Die gläserne Decke gibt es schon in der Schule!

Anlässlich des Weltfrauentags – 8.März – präsentiert die Aktion kritischer Schüler_innen (AKS) im Rahmen einer Pressekonferenz die Ergebnisse des ersten SV-Genderreports.
„Frauen sind in Österreich immer noch nicht gleichberechtigt. Dieses Ungleichgewicht zeigt sich bereits in der Schule. Obwohl mehr Frauen für die Schüler_innenvertretung kandidieren, überwiegt Anteil der männlichen Schüler in der Vertretung“, so Eleonora Kleibel Bundesvorsitzende der AKS.

Die aks hat es sich daher in diesem Schuljahr zur Aufgabe gemacht, einen SV-Genderreport zu publizieren der diese immer noch vorherrschenden Disparität aufzuzeigen.
Für die Erhebung wurden alle 850 AHSen und BMHSen der Sekundarstufe II angefragt, 216 Schulen nahmen teil.

Allgemein gibt es in der Sekundarstufe II in Österreich mehr weibliche Schüler_innen, trotzdem spiegelt sich dies nicht in den Vertretungsorganen wider. „Dass Mädchen und jungen Frauen gar ja gar kein Interesse haben kann, der SV-Genderreport widerlegen. Bei der Zahl der Kandidaturen gibt es noch einen leichten Frauenüberhang.“, erläutert die Frauensprecherin der aks Tatjana Gabrielli. „Doch je dünner die Luft wird, desto weniger haben Frauen Platz. Im höchsten Organ der Bundesschüler_innenvertretung sind nur sechs der 29 Mandatar_innen weiblich, das entspricht einer Frauenquote von gerade einmal 20 %“.

Diesen Umstand gilt es zu verändern, daher ist es wichtig direkt an den Schulen anzusetzen und sich verstärkt für die Aufhebung von Geschlechterungleichgewichten einzusetzen.
„Es war uns wichtig mit dem SV-Genderreport aufzuzeigen, dass Schule kein abgetrennter Raum von gesellschaftlichen Phänomene ist und sich ebenso Ungleichgewichte und Miss- stände in der Schule abzeichnen. Junge Menschen erlernen so schon früh ein männerdominiertes Vertretungs- und Politikverständnis.“ kritisiert die Bundesvorsitzende Kleibel.
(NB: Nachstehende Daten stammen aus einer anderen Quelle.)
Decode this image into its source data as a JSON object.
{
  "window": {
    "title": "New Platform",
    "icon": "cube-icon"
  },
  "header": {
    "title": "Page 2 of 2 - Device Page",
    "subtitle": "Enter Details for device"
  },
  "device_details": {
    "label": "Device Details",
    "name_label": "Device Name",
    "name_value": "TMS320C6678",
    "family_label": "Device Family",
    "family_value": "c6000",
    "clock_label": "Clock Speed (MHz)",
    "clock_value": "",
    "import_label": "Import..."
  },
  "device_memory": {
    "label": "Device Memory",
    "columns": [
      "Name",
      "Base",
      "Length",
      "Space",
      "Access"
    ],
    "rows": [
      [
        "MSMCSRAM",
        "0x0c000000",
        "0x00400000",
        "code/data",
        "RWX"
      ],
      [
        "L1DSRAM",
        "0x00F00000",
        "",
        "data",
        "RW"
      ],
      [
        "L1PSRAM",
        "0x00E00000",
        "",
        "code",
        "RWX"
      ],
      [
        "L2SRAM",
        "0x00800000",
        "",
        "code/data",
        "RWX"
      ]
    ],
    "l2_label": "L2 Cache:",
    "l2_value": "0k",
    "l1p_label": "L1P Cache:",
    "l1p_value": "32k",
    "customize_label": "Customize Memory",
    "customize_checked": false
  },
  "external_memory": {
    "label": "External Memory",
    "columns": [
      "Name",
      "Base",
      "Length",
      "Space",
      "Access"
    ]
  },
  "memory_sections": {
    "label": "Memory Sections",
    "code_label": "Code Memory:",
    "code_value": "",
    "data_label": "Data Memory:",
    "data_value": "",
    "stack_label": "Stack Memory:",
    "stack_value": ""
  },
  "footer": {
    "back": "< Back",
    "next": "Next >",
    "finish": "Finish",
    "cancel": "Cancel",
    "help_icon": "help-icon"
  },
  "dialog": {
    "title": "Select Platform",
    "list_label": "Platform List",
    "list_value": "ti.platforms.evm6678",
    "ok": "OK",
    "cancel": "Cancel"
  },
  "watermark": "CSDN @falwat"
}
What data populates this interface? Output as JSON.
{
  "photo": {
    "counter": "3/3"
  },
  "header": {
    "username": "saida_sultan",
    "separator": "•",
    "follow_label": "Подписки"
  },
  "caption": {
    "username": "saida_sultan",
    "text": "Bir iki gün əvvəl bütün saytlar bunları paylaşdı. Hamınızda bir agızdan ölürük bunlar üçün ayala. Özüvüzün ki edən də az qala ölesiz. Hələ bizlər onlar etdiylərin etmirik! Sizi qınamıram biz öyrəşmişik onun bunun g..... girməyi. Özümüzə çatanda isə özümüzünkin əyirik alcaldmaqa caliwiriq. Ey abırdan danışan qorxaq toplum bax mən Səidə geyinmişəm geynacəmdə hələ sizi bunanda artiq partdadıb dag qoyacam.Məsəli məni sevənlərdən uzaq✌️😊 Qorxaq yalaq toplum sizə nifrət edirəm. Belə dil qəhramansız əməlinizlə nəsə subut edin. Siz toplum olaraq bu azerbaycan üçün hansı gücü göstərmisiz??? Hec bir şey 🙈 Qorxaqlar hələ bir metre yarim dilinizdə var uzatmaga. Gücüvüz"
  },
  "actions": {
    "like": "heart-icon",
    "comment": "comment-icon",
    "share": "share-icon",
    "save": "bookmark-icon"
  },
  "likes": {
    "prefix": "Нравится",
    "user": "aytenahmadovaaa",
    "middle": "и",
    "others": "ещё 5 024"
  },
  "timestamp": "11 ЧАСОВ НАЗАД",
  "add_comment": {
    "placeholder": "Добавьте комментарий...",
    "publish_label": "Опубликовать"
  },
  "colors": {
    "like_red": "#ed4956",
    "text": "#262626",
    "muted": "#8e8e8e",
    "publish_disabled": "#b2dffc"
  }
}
„Wir wollen Mädchen und Frauen nicht eine Opferrolle drängen, sondern sie eher dazu ermutigen, sich in der Vertretung zu engagieren. Insgesamt geht es um eine Sensibilisierung, um das Wahrnehmen und Erkennen von Ungleichgewichten und um die Entwicklung von geschlechterbewussten Konzepten und Umgangsformen in der Schule“, meinen Gabrielli und Kleibel abschließend.